Sementara itu Menteri Pertanian (Mentan) Andi Amran Sulaiman mengajak para pemuda lainya untuk sama-sama membangun sektor pertanian sebagai kekuatan utama dalam mendapat penghasilan.
“Saya ingin pemuda pemudi merauke jadi matius berikutnya. Saya ingin ada banyak Matius di seluruh Indonesia,” jelasnya.
Amran menilai, prospek Merauke sebagai kawasan penyangga pangan perlu diperkuat dengan teknologi pertanian. Program oplah ataupun cetak sawah harus menggunakan pendekatan berbasis teknologi yang holistik dari hulu hingga hilir.

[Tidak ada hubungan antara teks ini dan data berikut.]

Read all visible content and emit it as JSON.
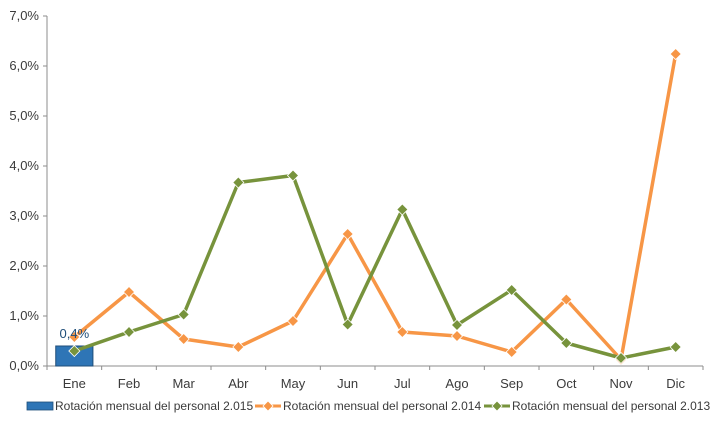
{
  "chart_data": {
    "type": "line",
    "title": "",
    "xlabel": "",
    "ylabel": "",
    "categories": [
      "Ene",
      "Feb",
      "Mar",
      "Abr",
      "May",
      "Jun",
      "Jul",
      "Ago",
      "Sep",
      "Oct",
      "Nov",
      "Dic"
    ],
    "ylim": [
      0,
      7
    ],
    "yticks": [
      0,
      1,
      2,
      3,
      4,
      5,
      6,
      7
    ],
    "ytick_labels": [
      "0,0%",
      "1,0%",
      "2,0%",
      "3,0%",
      "4,0%",
      "5,0%",
      "6,0%",
      "7,0%"
    ],
    "grid": false,
    "legend_position": "bottom",
    "series": [
      {
        "name": "Rotación mensual del personal 2.015",
        "kind": "bar",
        "color": "#2e75b6",
        "values": [
          0.4,
          null,
          null,
          null,
          null,
          null,
          null,
          null,
          null,
          null,
          null,
          null
        ],
        "data_labels": [
          "0,4%",
          null,
          null,
          null,
          null,
          null,
          null,
          null,
          null,
          null,
          null,
          null
        ]
      },
      {
        "name": "Rotación mensual del personal 2.014",
        "kind": "line",
        "marker": "diamond",
        "color": "#f79646",
        "values": [
          0.58,
          1.48,
          0.54,
          0.38,
          0.9,
          2.64,
          0.68,
          0.6,
          0.28,
          1.33,
          0.13,
          6.24
        ]
      },
      {
        "name": "Rotación mensual del personal 2.013",
        "kind": "line",
        "marker": "diamond",
        "color": "#77933c",
        "values": [
          0.3,
          0.68,
          1.03,
          3.67,
          3.81,
          0.83,
          3.13,
          0.82,
          1.52,
          0.46,
          0.16,
          0.38
        ]
      }
    ]
  }
}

“Kita dari hulu ke hilir pendekatannya tidak boleh parsial, mulai dari bibit unggul, kemudian pengolahannya dengan traktor, kemudian tanam menggunakan rice transplanter, panennya dengan combine harvester, lalu dikeringkan dengan dryer, kemudian masuk ke gudang,” tegasnya. (sir/wan)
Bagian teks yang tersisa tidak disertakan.